Government entitlement programs are fraught with waste, fraud, and abuse. Each year tens of billions are taxpayer dollars are doled out in improper payments –with a significant portion coming from health related programs. When agencies don’t do their due diligence to ensure that recipients are eligible and getting the right amount, they create opportunities for people to take advantage of these programs.
More than six billion–$6.2 billion—in improper payments were doled out on food stamps and school meal programs. Recently we learned that Medicare made $50 billion in improper payments and Medicaid is on the hook for making an estimated $14.4 billion in improper payments.
A Health and Human Services internal audit found more than $6.7 billion payments (21 percent of the program’s total budget) to doctors for healthcare visits in 2010 that were listed as improper or erroneous.
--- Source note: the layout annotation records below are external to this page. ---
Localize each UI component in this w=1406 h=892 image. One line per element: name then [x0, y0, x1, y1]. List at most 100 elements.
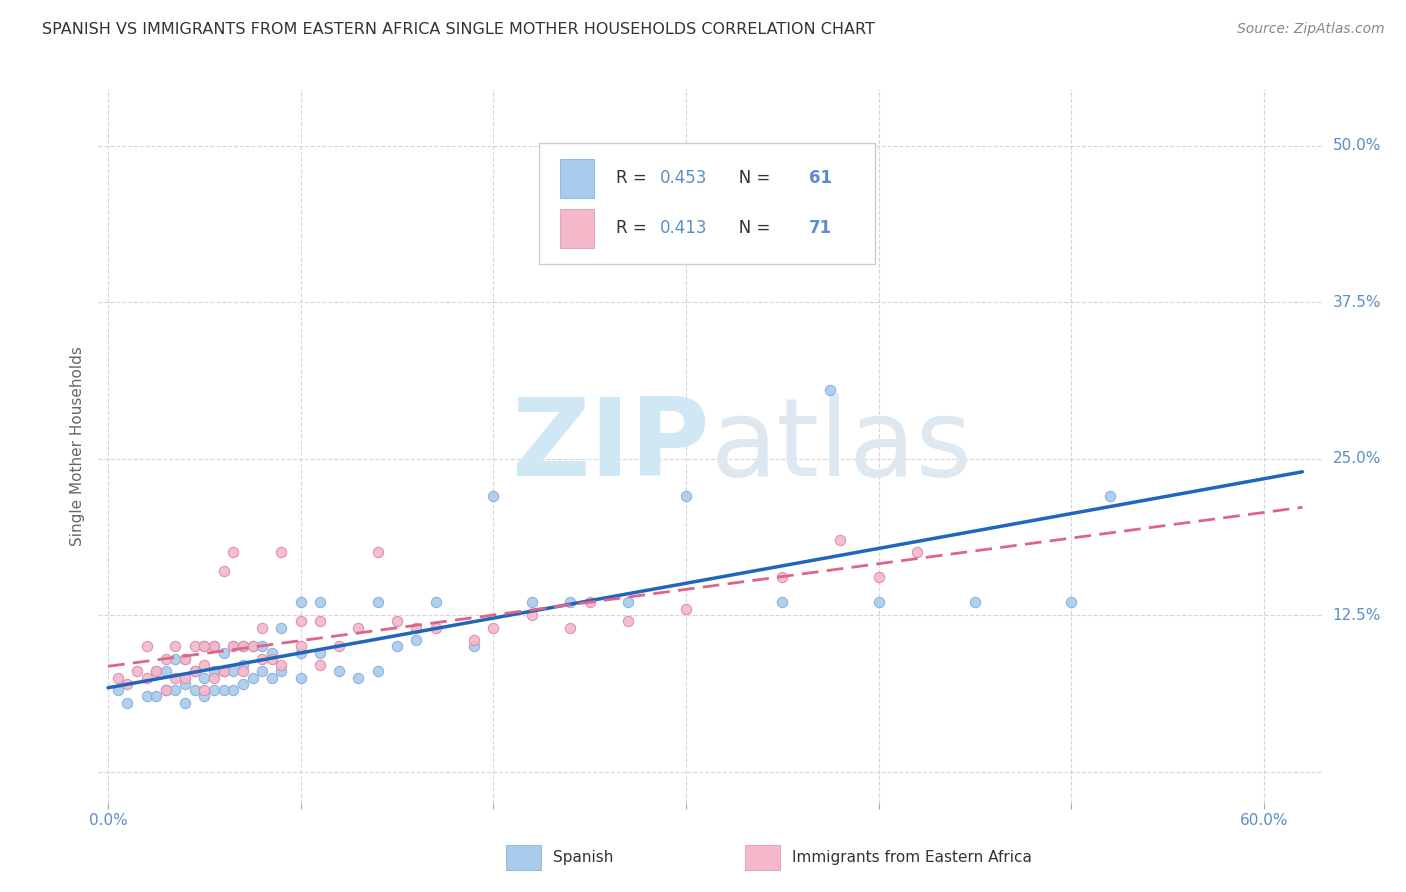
Text: N =: N =: [724, 169, 776, 187]
Point: [232, 677, 254, 691]
Point: [770, 570, 793, 584]
Point: [250, 652, 273, 666]
Y-axis label: Single Mother Households: Single Mother Households: [70, 346, 86, 546]
Point: [309, 646, 332, 660]
Point: [405, 633, 427, 648]
Point: [145, 665, 167, 679]
Point: [202, 683, 225, 698]
Point: [155, 665, 177, 679]
Point: [165, 683, 187, 698]
Point: [347, 671, 370, 685]
Point: [117, 696, 139, 710]
Point: [578, 595, 600, 609]
Point: [174, 677, 197, 691]
Point: [868, 570, 890, 584]
Text: 37.5%: 37.5%: [1333, 294, 1381, 310]
Point: [367, 665, 389, 679]
Point: [463, 640, 485, 654]
Point: [232, 640, 254, 654]
Point: [242, 640, 264, 654]
Point: [250, 640, 273, 654]
Point: [135, 640, 157, 654]
Point: [367, 595, 389, 609]
Point: [145, 665, 167, 679]
Point: [125, 665, 148, 679]
Point: [222, 665, 245, 679]
Point: [222, 545, 245, 559]
Point: [560, 595, 582, 609]
Point: [193, 640, 215, 654]
Point: [347, 621, 370, 635]
Point: [367, 545, 389, 559]
Point: [463, 633, 485, 648]
Point: [107, 683, 129, 698]
Text: Source: ZipAtlas.com: Source: ZipAtlas.com: [1237, 22, 1385, 37]
Point: [212, 564, 235, 578]
Point: [560, 621, 582, 635]
Point: [828, 533, 851, 547]
Point: [290, 640, 312, 654]
Point: [309, 658, 332, 673]
Point: [270, 545, 292, 559]
Point: [1098, 489, 1121, 503]
Text: 50.0%: 50.0%: [1333, 138, 1381, 153]
FancyBboxPatch shape: [560, 159, 593, 198]
Point: [117, 677, 139, 691]
Text: ZIP: ZIP: [512, 393, 710, 499]
Point: [1060, 595, 1083, 609]
Point: [165, 652, 187, 666]
Point: [385, 640, 408, 654]
Point: [193, 683, 215, 698]
Point: [482, 489, 505, 503]
Text: N =: N =: [724, 219, 776, 237]
Point: [202, 665, 225, 679]
Point: [425, 595, 447, 609]
Point: [232, 640, 254, 654]
Point: [270, 658, 292, 673]
Point: [184, 665, 207, 679]
Point: [770, 595, 793, 609]
Point: [174, 652, 197, 666]
Text: SPANISH VS IMMIGRANTS FROM EASTERN AFRICA SINGLE MOTHER HOUSEHOLDS CORRELATION C: SPANISH VS IMMIGRANTS FROM EASTERN AFRIC…: [42, 22, 875, 37]
Point: [290, 671, 312, 685]
Point: [328, 640, 350, 654]
Point: [193, 671, 215, 685]
Point: [202, 671, 225, 685]
Point: [675, 601, 697, 615]
Point: [242, 671, 264, 685]
Text: atlas: atlas: [710, 393, 972, 499]
Point: [193, 690, 215, 704]
Point: [617, 614, 640, 628]
Point: [868, 595, 890, 609]
Point: [155, 683, 177, 698]
Point: [290, 595, 312, 609]
Point: [290, 614, 312, 628]
Point: [135, 690, 157, 704]
Text: R =: R =: [616, 169, 652, 187]
FancyBboxPatch shape: [560, 209, 593, 248]
Point: [155, 652, 177, 666]
Point: [184, 640, 207, 654]
Point: [250, 621, 273, 635]
Point: [290, 646, 312, 660]
Point: [165, 640, 187, 654]
Point: [222, 640, 245, 654]
Point: [193, 658, 215, 673]
Point: [232, 665, 254, 679]
Point: [184, 683, 207, 698]
Point: [193, 640, 215, 654]
Text: Spanish: Spanish: [553, 850, 613, 864]
Point: [270, 665, 292, 679]
Point: [202, 640, 225, 654]
Point: [135, 671, 157, 685]
Point: [212, 665, 235, 679]
Point: [328, 665, 350, 679]
Point: [820, 383, 842, 397]
Point: [202, 640, 225, 654]
Text: 25.0%: 25.0%: [1333, 451, 1381, 466]
Text: Immigrants from Eastern Africa: Immigrants from Eastern Africa: [792, 850, 1032, 864]
Text: 12.5%: 12.5%: [1333, 607, 1381, 623]
Point: [675, 489, 697, 503]
Point: [174, 696, 197, 710]
Point: [145, 690, 167, 704]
Apparently, overbilling by doctors drove this fraud.
Fiscal Times reports:
During the review, the auditors found that nearly half of the claims were improperly billed and nearly a quarter lacked documentation. Most of the physicians had billed at a more expensive rate than what the service they delivered was worth, though the auditors said some had under-billed.
The report dovetails with another 2010 report, which found that 1,669 doctors had repeatedly billed Medicare for the two highest-paying codes. USA Today first noted that 56 percent of claims for these physicians were incorrect—almost all of them were “up-coded in the provider’s favor” so they could get paid more through the federal program. Those doctors alone resulted in $26 million improper payments in 2010.
The IG has recommended that the Centers for Medicare and Medicaid Services began routinely reviewing the highest billing physicians—but CMS responded, saying it “isn’t cost effective to do so,” NPR reported.
Then there's Medicaid. It covers about 71.7 million Americans at a cost of $431.1 billion. However, there are gaps in efforts to ensure that the right payments are going to the right people and to avoid overlap and duplication of efforts.
Furthermore, the report concludes that the expansion of Medicaid under ObamaCare heightens the urgency of tightening up operations to ensure that these problems don’t accelerate.
The report concludes:
GAO identified a gap between state and federal efforts to ensure Medicaid managed care program integrity. Federal laws require the states and CMS to ensure the integrity of the Medicaid program, including payments under Medicaid managed care… Without adequate federal support and guidance on ways to prevent or identify improper payments in a managed care setting, states are neither well-positioned to identify improper payments … Such efforts take on greater urgency as states that choose to expand their Medicaid programs under PPACA are likely to do so with managed care arrangements, receiving a 100 percent federal match for newly eligible individuals from 2014 through 2016…
Program integrity activities are fragmented across multiple state and federal entities. If not carefully coordinated, these fragmented activities could result in additional overlap and unnecessary duplication… Given that combined federal and state efforts have recovered only a small portion of the estimated improper payments, it will be important to continue to monitor federal and state program integrity efforts in Medicaid as a means of assessing whether the current structure is effective.
Americans want to be sure that our nation’s social safety net catches the poor and those who fall on hard times, but as these reports highlight, many unscrupulous people take advantage of the system. When federal and state agencies aren’t working together to minimize opportunities for fraud, abuse, and even duplication of efforts, it's us tax payers who lose out.